Je pris ma canne et partis pour les bancs de sable.

Eh non, nous ne partons pas encore. Je regrette de vous retenir, mais il faut que vous entendiez l’histoire des sables, et celle de Rosanna, par la raison que l’une et l’autre se lient à celle du diamant.

En vérité, je fais de mon mieux pour avancer dans ma narration, et toujours je suis arrêté en chemin ! Mais les gens et les choses semblent surgir pour vous contrarier, tous veulent être pris en considération ; donc, armez-vous de patience, moi je me hâterai, et je vous promets que vous serez bientôt parvenu au plus épais du mystère.

Vous saurez que Rosanna était la seule servante nouvelle de la maison.
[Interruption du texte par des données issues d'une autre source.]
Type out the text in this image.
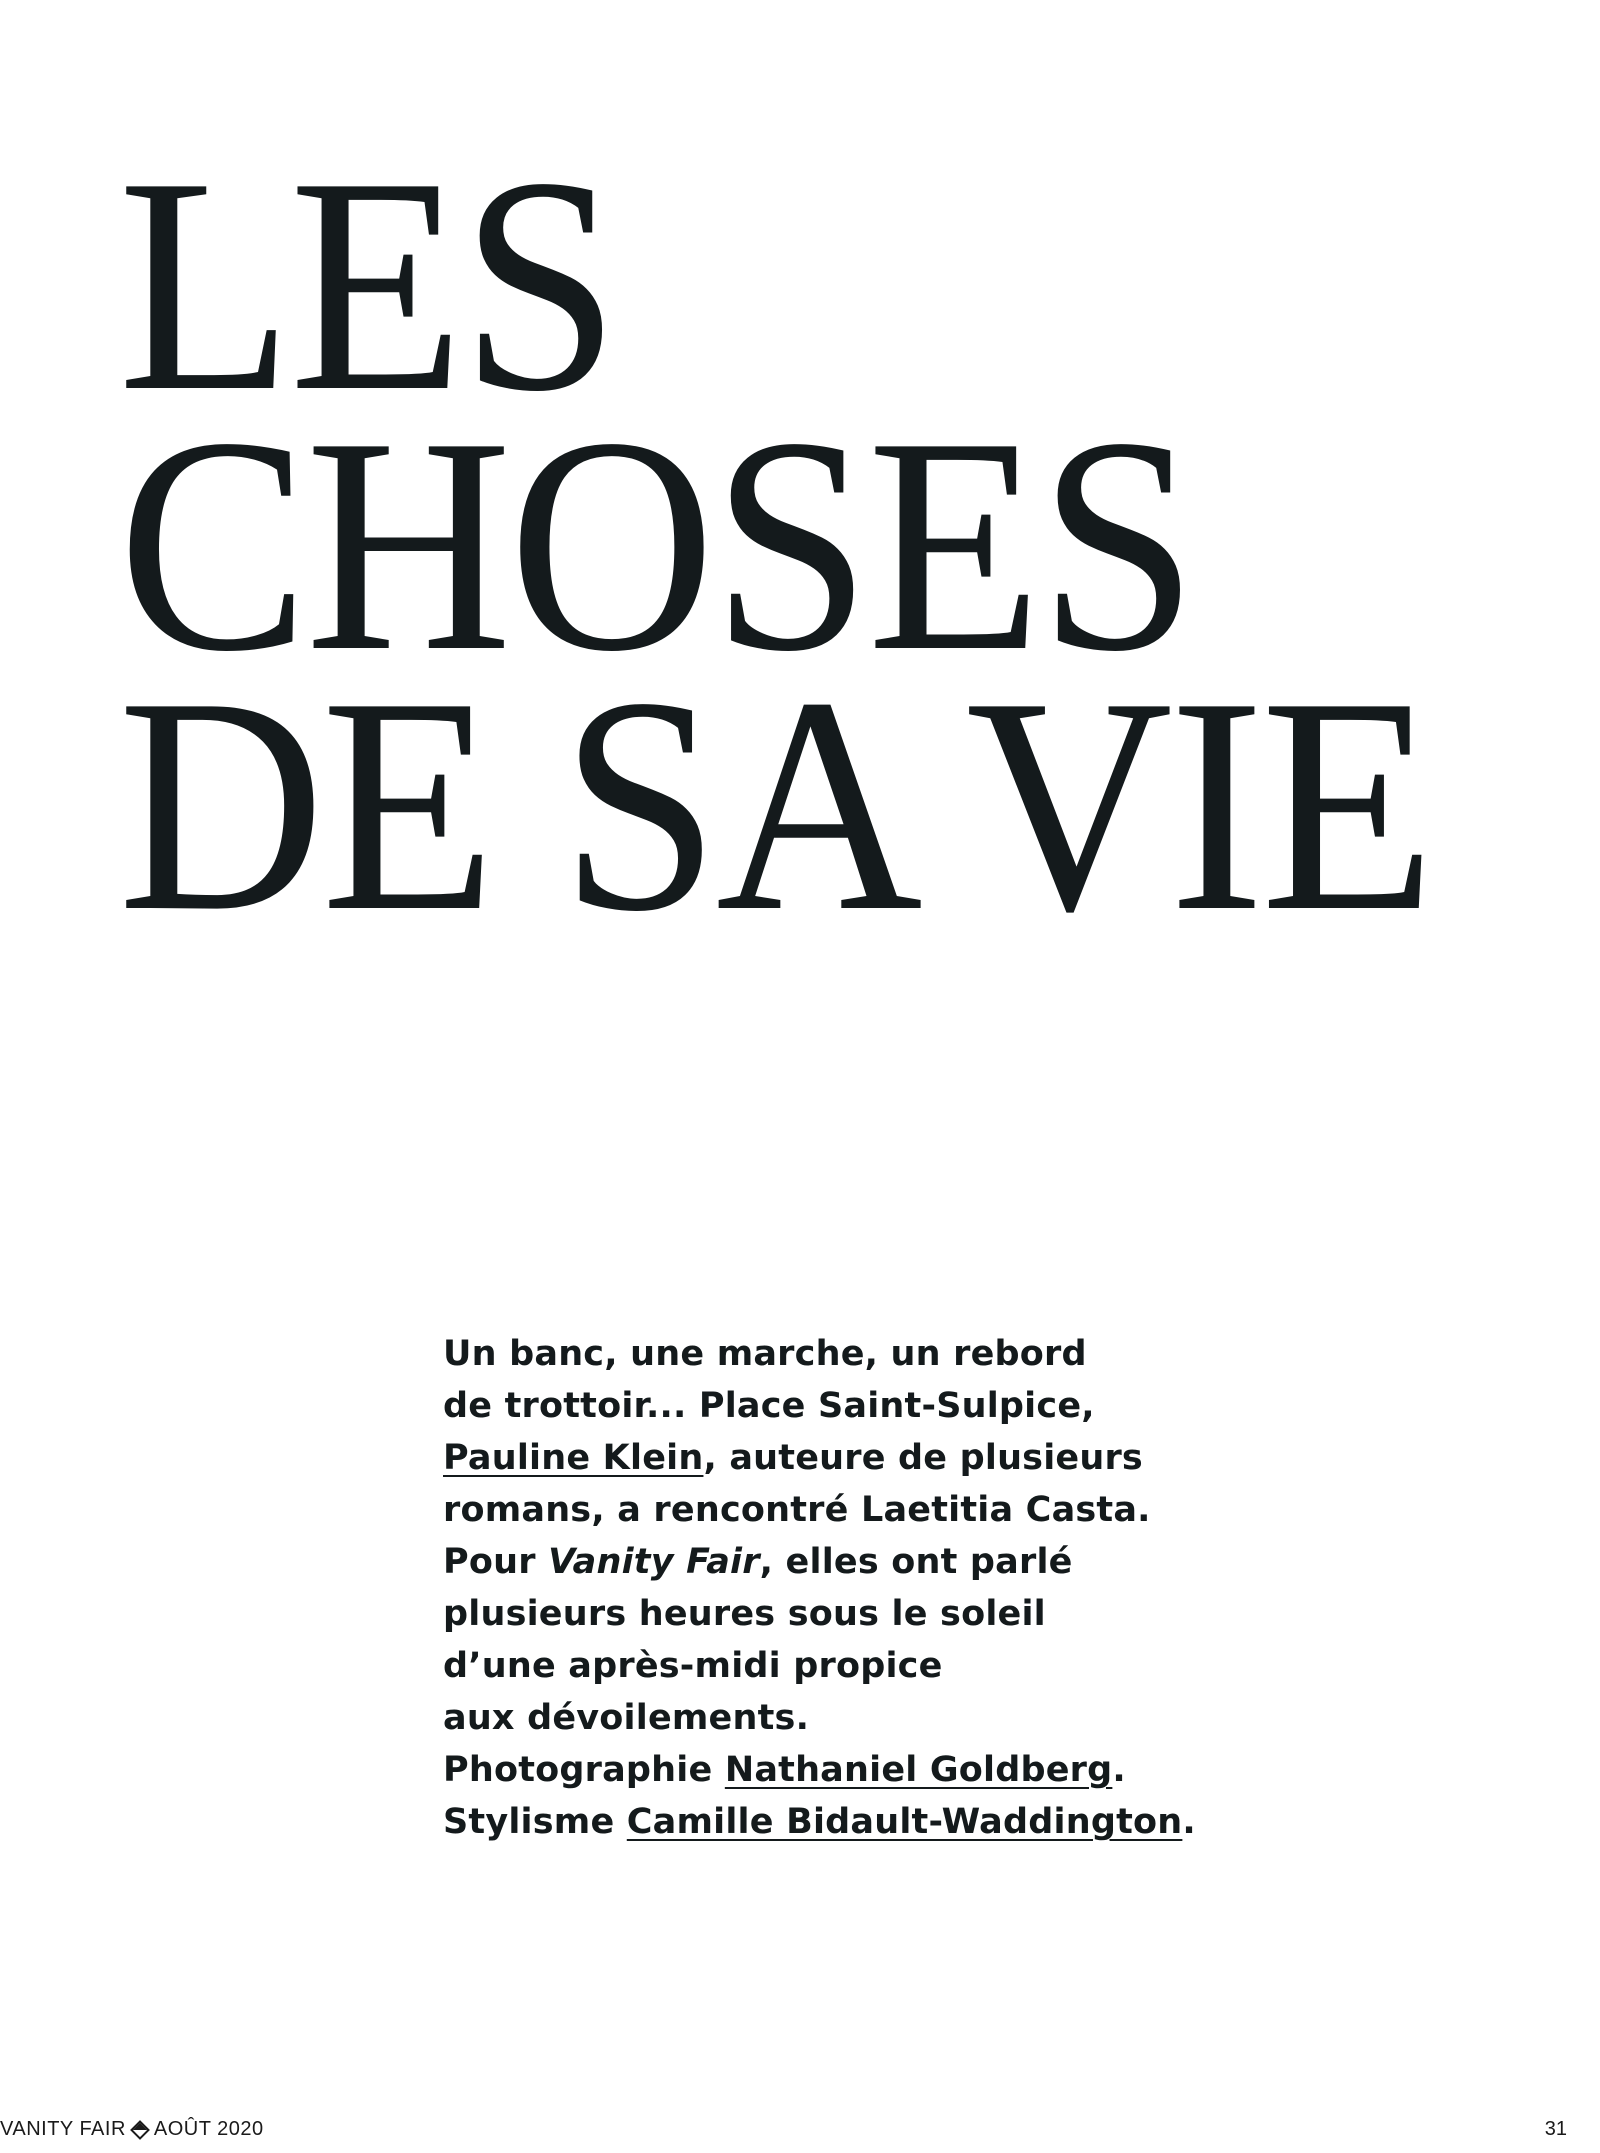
LES
CHOSES
DE SA VIE

Un banc, une marche, un rebord
de trottoir... Place Saint-Sulpice,
Pauline Klein, auteure de plusieurs
romans, a rencontré Laetitia Casta.
Pour Vanity Fair, elles ont parlé
plusieurs heures sous le soleil
d’une après-midi propice
aux dévoilements.
Photographie Nathaniel Goldberg.
Stylisme Camille Bidault-Waddington.

VANITY FAIR AOÛT 2020	31
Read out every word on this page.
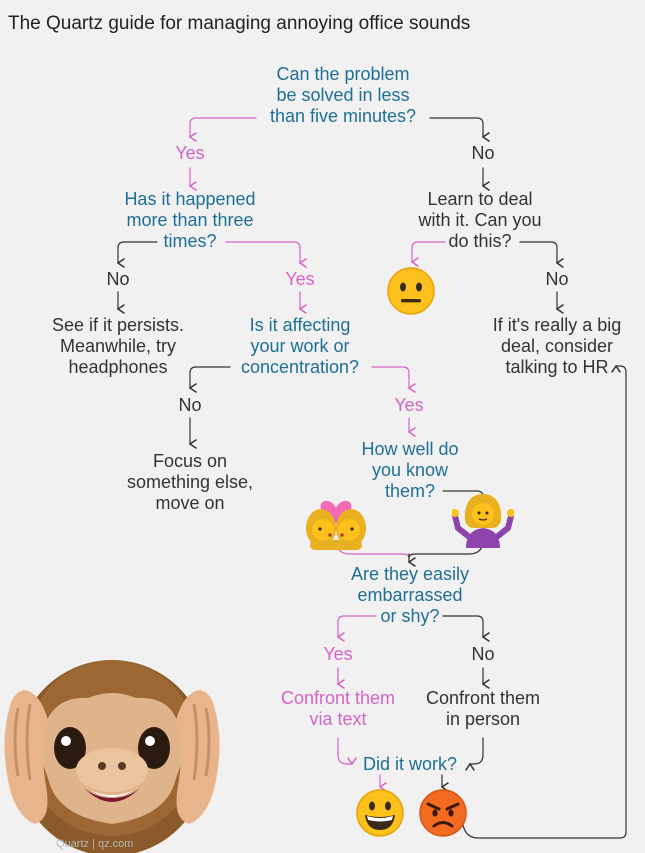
The Quartz guide for managing annoying office sounds
Can the problem
be solved in less
than five minutes?
Yes	No
Has it happened
more than three
times?
Learn to deal
with it. Can you
do this?
No	Yes	No
See if it persists.
Meanwhile, try
headphones
Is it affecting
your work or
concentration?
If it's really a big
deal, consider
talking to HR
No	Yes
Focus on
something else,
move on
How well do
you know
them?
Are they easily
embarrassed
or shy?
Yes	No
Confront them
via text
Confront them
in person
Did it work?
Quartz | qz.com
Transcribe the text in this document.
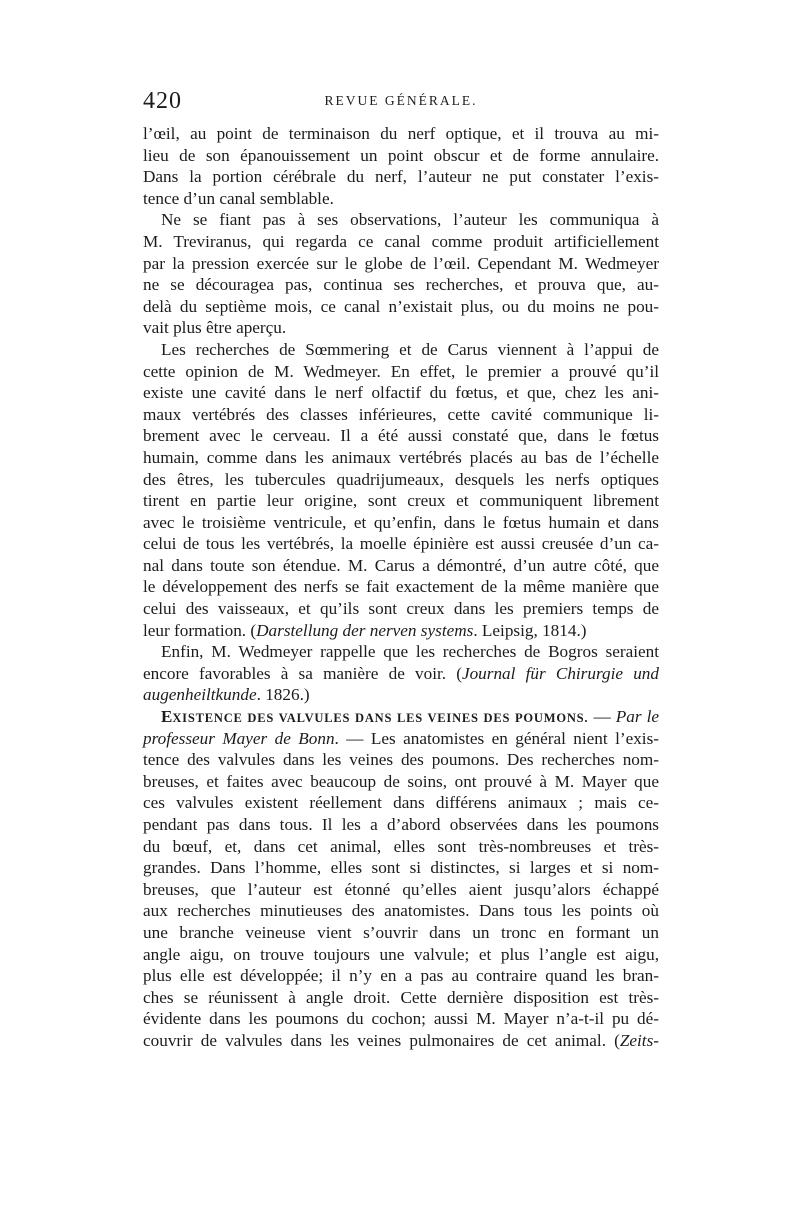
420	REVUE GÉNÉRALE.
l’œil, au point de terminaison du nerf optique, et il trouva au mi-
lieu de son épanouissement un point obscur et de forme annulaire.
Dans la portion cérébrale du nerf, l’auteur ne put constater l’exis-
tence d’un canal semblable.
Ne se fiant pas à ses observations, l’auteur les communiqua à
M. Treviranus, qui regarda ce canal comme produit artificiellement
par la pression exercée sur le globe de l’œil. Cependant M. Wedmeyer
ne se découragea pas, continua ses recherches, et prouva que, au-
delà du septième mois, ce canal n’existait plus, ou du moins ne pou-
vait plus être aperçu.
Les recherches de Sœmmering et de Carus viennent à l’appui de
cette opinion de M. Wedmeyer. En effet, le premier a prouvé qu’il
existe une cavité dans le nerf olfactif du fœtus, et que, chez les ani-
maux vertébrés des classes inférieures, cette cavité communique li-
brement avec le cerveau. Il a été aussi constaté que, dans le fœtus
humain, comme dans les animaux vertébrés placés au bas de l’échelle
des êtres, les tubercules quadrijumeaux, desquels les nerfs optiques
tirent en partie leur origine, sont creux et communiquent librement
avec le troisième ventricule, et qu’enfin, dans le fœtus humain et dans
celui de tous les vertébrés, la moelle épinière est aussi creusée d’un ca-
nal dans toute son étendue. M. Carus a démontré, d’un autre côté, que
le développement des nerfs se fait exactement de la même manière que
celui des vaisseaux, et qu’ils sont creux dans les premiers temps de
leur formation. (Darstellung der nerven systems. Leipsig, 1814.)
Enfin, M. Wedmeyer rappelle que les recherches de Bogros seraient
encore favorables à sa manière de voir. (Journal für Chirurgie und
augenheiltkunde. 1826.)
EXISTENCE DES VALVULES DANS LES VEINES DES POUMONS. — Par le
professeur Mayer de Bonn. — Les anatomistes en général nient l’exis-
tence des valvules dans les veines des poumons. Des recherches nom-
breuses, et faites avec beaucoup de soins, ont prouvé à M. Mayer que
ces valvules existent réellement dans différens animaux ; mais ce-
pendant pas dans tous. Il les a d’abord observées dans les poumons
du bœuf, et, dans cet animal, elles sont très-nombreuses et très-
grandes. Dans l’homme, elles sont si distinctes, si larges et si nom-
breuses, que l’auteur est étonné qu’elles aient jusqu’alors échappé
aux recherches minutieuses des anatomistes. Dans tous les points où
une branche veineuse vient s’ouvrir dans un tronc en formant un
angle aigu, on trouve toujours une valvule; et plus l’angle est aigu,
plus elle est développée; il n’y en a pas au contraire quand les bran-
ches se réunissent à angle droit. Cette dernière disposition est très-
évidente dans les poumons du cochon; aussi M. Mayer n’a-t-il pu dé-
couvrir de valvules dans les veines pulmonaires de cet animal. (Zeits-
Environ quatre mois avant les événements que je raconte, Milady étant à Londres alla visiter une maison de refuge, où l’on s’appliquait à moraliser les femmes sorties de prison, pour les empêcher de retomber dans leurs mauvaises habitudes.

La directrice voyant l’intérêt que Milady prenait à l’établissement, lui désigna une jeune fille du nom de Rosanna Spearman, et lui raconta une triste histoire, que je n’ai pas le courage de répéter ici, car je n’aime pas, ni vous non plus sans doute, à chercher les impressions pénibles sans nécessité.